New Learn Code Element Update

Sheehan just released a big update to the way code is displayed in the Adafruit Learning System. Now long code elements will collapse down automatically so they don’t take up your entire screen. You can still quickly download or copy the code with a single click. There is better code highlighting, and more. She also spent time cleaning up how code elements look inside PDFs:

Hardware In the Loop (HIL) Testing

From Tyeth:

Having been told to not work on Hardware In the Loop (HIL) testing a few weeks ago until the other tasks were done, I obviously began immediately…while doing the other important tasks too of course

Mainly display related work, splash screen and optional status bar support, updating protobufs (the common binary language) and our MQTT testbed (protoMQ), and catching up on the v1 sensors in the v2 WipperSnapper codebase.

To that end we are creating two firmwares for V2, Python and Arduino, so both of those needed sensor + displays support adding. All in all that’s a lot of testing, and in my life-long bid to automate myself out of tasks I decided to pursue the agent assisted HIL test game.
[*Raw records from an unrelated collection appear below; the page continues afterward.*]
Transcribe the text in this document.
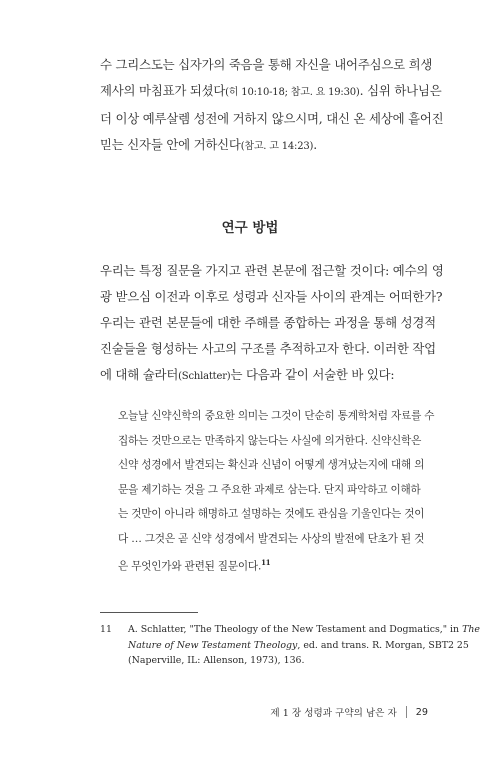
수 그리스도는 십자가의 죽음을 통해 자신을 내어주심으로 희생
제사의 마침표가 되셨다(히 10:10-18; 참고. 요 19:30). 심위 하나님은
더 이상 예루살렘 성전에 거하지 않으시며, 대신 온 세상에 흩어진
믿는 신자들 안에 거하신다(참고. 고 14:23).
연구 방법
우리는 특정 질문을 가지고 관련 본문에 접근할 것이다: 예수의 영
광 받으심 이전과 이후로 성령과 신자들 사이의 관계는 어떠한가?
우리는 관련 본문들에 대한 주해를 종합하는 과정을 통해 성경적
진술들을 형성하는 사고의 구조를 추적하고자 한다. 이러한 작업
에 대해 슐라터(Schlatter)는 다음과 같이 서술한 바 있다:
오늘날 신약신학의 중요한 의미는 그것이 단순히 통계학처럼 자료를 수
집하는 것만으로는 만족하지 않는다는 사실에 의거한다. 신약신학은
신약 성경에서 발견되는 확신과 신념이 어떻게 생겨났는지에 대해 의
문을 제기하는 것을 그 주요한 과제로 삼는다. 단지 파악하고 이해하
는 것만이 아니라 해명하고 설명하는 것에도 관심을 기울인다는 것이
다 … 그것은 곧 신약 성경에서 발견되는 사상의 발전에 단초가 된 것
은 무엇인가와 관련된 질문이다.$^{11}$
11 A. Schlatter, "The Theology of the New Testament and Dogmatics," in The
Nature of New Testament Theology, ed. and trans. R. Morgan, SBT2 25
(Naperville, IL: Allenson, 1973), 136.
제 1 장 성령과 구약의 남은 자 29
As our new python Wippersnapper V2 client runs on Raspberry Pi (and other linux based) single board computers it seemed the ideal testbed for some mini hardware test platforms, and so the first display test host was born, rpi-displays! Using a simple pi camera v3 (4000×3000 pixels approx) with neopixel ring pointed at 13 microcontrollers (existing V1 boards) all with displays attached, linked via a controllable USB hub to a Raspberry Pi.

Then a bit of ssh testing first to prove the idea and finally a “simple” API to allow GitHub jobs to request test runs too. Finally my AI agents can see all the hardware and interact with it, proving the v1 existing work before testing V2.

Then when fixing a pixel write bug I realised I could use the test farm to prove that the regression was present in v126 and fixed in v130. Pure joy as I saw my first pull request on github receive an automated test result with proof attached (the deployment log covering erasing and flashing the MCU, it’s serial log covering bootup and debug output, and the protoMQ / MQTT log showing broker interactions and protobuf messages). Huzzah!

Since then I’ve been doing WipperSnapper Python and Arduino HIL testing, and had visual proofs in github comments too, including a PR adding a whole new parallel display type, and there’s a collection of reliability improvements gone in to support the more awkward boards that can appear to get stuck (plus focus and exposure support).

The webpage is a bit gnarly, but allows me (or ideally agents) to setup devices and hosts and peripherals (like displays) easily, configure cameras and Regions Of Interest (ROI), and do USB lookup stuff to help debug or setup. One day it might get a usability facelift, but for now it’s functional enough (less so for humans), and I’m more interested in pursuing the testing of physical phenomena to show sensor comparisons (like a box with a controllable hair dryer for temp/humidity sensors)